O mniejszym zapotrzebowaniu na pracowników sezonowych w porównaniu z okresem sprzed pandemii mówi też Mateusz Żydek, rzecznik agencji zatrudnienia Randstad. To w dużej mierze efekt słabszego popytu ze strony handlu detalicznego, który pod koniec minionej dekady był głównym klientem agencji pracy tymczasowej przed świętami Bożego Narodzenia.

Foto: GG Parkiet

W tym roku, według danych Randstad, zapotrzebowanie na pracowników sezonowych w handlu detalicznym jest nawet kilka razy mniejsze niż w 2019 r. i utrzymuje się na poziomie z 2020 r. Co prawda sklepy nadal szukają przed świętami dodatkowych pracowników, m.in. do rozkładania towaru, ale – przynajmniej na razie – na mniejszą skalę niż przed wybuchem pandemii.

– Widać, że firmy przyglądają się sytuacji i popytowi, podejmują decyzje dotyczące zatrudnienia później niż w latach ubiegłych – twierdzi Ewa Klimczuk z Gi Group, dodając, że oczekiwany wzrost sprzedaży w centrach handlowych czy hurtowniach wymaga dodatkowych osób do wykładania towaru, prac inwentaryzacyjnych, do pakowania prezentów. Potrzeba też będzie więcej sprzedawców, pracowników porządkowych, ochroniarzy, a także hostess i animatorów zabaw w przebraniu Mikołaja, aniołka czy śnieżynki. Te dwie ostatnie grupy pracowników nie mogą jednak liczyć na duży wybór ofert wobec rosnącej liczby i chorych na Covid-19.

Bariera niedoboru kadr

– Sytuacja związana z rozwojem IV fali koronawirusa i możliwymi obostrzeniami nadal jest niejasna – twierdzi Krzysztof Inglot, prezes agencji zatrudnienia Personnel Service. Jak ocenia Mateusz Żydek, na razie oferty z handlu detalicznego dotyczą głównie pracy w drogeriach i sklepach odzieżowych: sieci szukają asystentów sprzedaży czy osób do pakowania prezentów. Pomimo uspokajających komunikatów, które oddalają widmo twardego lockdownu, firmy z tego sektora są ostrożne w rekrutacji. Dotyczy to szczególnie sieci sklepów w galeriach handlowych, choć wiele zależy od lokalizacji.

Potwierdza to giełdowa grupa LPP, właściciel kilku znanych marek odzieżowych, w tym Reserved, Sinsay czy Cropp. – Okres przedświąteczny to jeden z ważniejszych momentów w roku dla całej branży handlowej i w LPP zawsze intensywnie się do niego przygotowujemy. Mając na uwadze przede wszystkim komfort zakupów naszych klientów, w czasie wzmożonego ruchu w salonach zwiększamy zatrudnienie o około 10–15 proc. w zależności od lokalizacji – informuje biuro prasowe LPP.
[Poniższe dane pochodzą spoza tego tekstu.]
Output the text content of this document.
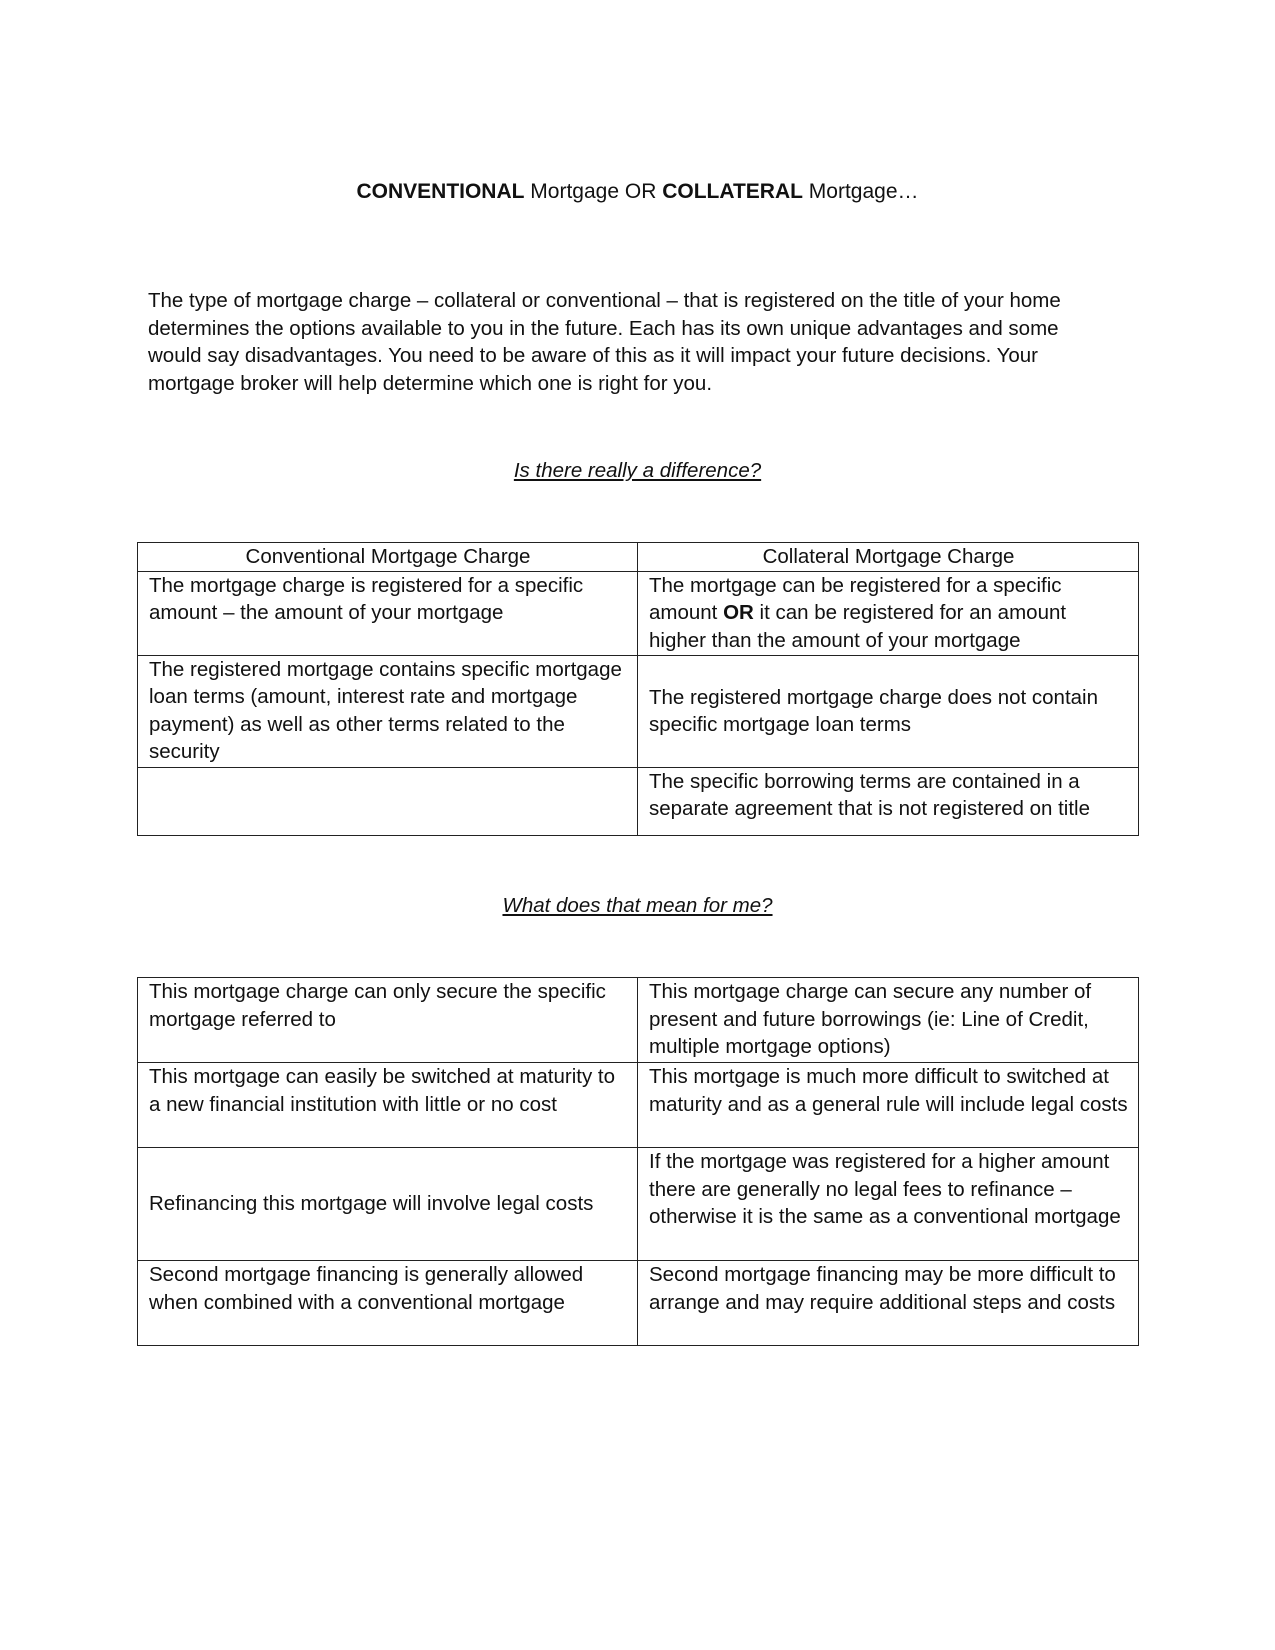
CONVENTIONAL Mortgage OR COLLATERAL Mortgage…
The type of mortgage charge – collateral or conventional – that is registered on the title of your home determines the options available to you in the future. Each has its own unique advantages and some would say disadvantages. You need to be aware of this as it will impact your future decisions. Your mortgage broker will help determine which one is right for you.
Is there really a difference?
Conventional Mortgage Charge	Collateral Mortgage Charge
The mortgage charge is registered for a specific amount – the amount of your mortgage	The mortgage can be registered for a specific amount OR it can be registered for an amount higher than the amount of your mortgage
The registered mortgage contains specific mortgage loan terms (amount, interest rate and mortgage payment) as well as other terms related to the security	The registered mortgage charge does not contain specific mortgage loan terms
	The specific borrowing terms are contained in a separate agreement that is not registered on title
What does that mean for me?
This mortgage charge can only secure the specific mortgage referred to	This mortgage charge can secure any number of present and future borrowings (ie: Line of Credit, multiple mortgage options)
This mortgage can easily be switched at maturity to a new financial institution with little or no cost	This mortgage is much more difficult to switched at maturity and as a general rule will include legal costs
Refinancing this mortgage will involve legal costs	If the mortgage was registered for a higher amount there are generally no legal fees to refinance – otherwise it is the same as a conventional mortgage
Second mortgage financing is generally allowed when combined with a conventional mortgage	Second mortgage financing may be more difficult to arrange and may require additional steps and costs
– Corocznie wspieramy się pracownikami sezonowymi. To forma zatrudnienia dająca nam krótkotrwale większą wydajność, ale długofalowo dużą elastyczność – twierdzi Tomasz Jankowski, dyrektor logistyki Grupy Komputronik, która po wsparcie sezonowych pracowników zaczyna sięgać już we wrześniu. Ich liczbę zwiększa aż do grudnia, gdy w szczycie sprzedażowym dysponuje 25–30-proc. dodatkowym wsparciem kadrowym. Zdaniem Jankowskiego w tym roku liczba pracowników sezonowych w okresie świątecznym będzie w Grupie Komputronik o ok. 15 proc. większa niż w zeszłym roku.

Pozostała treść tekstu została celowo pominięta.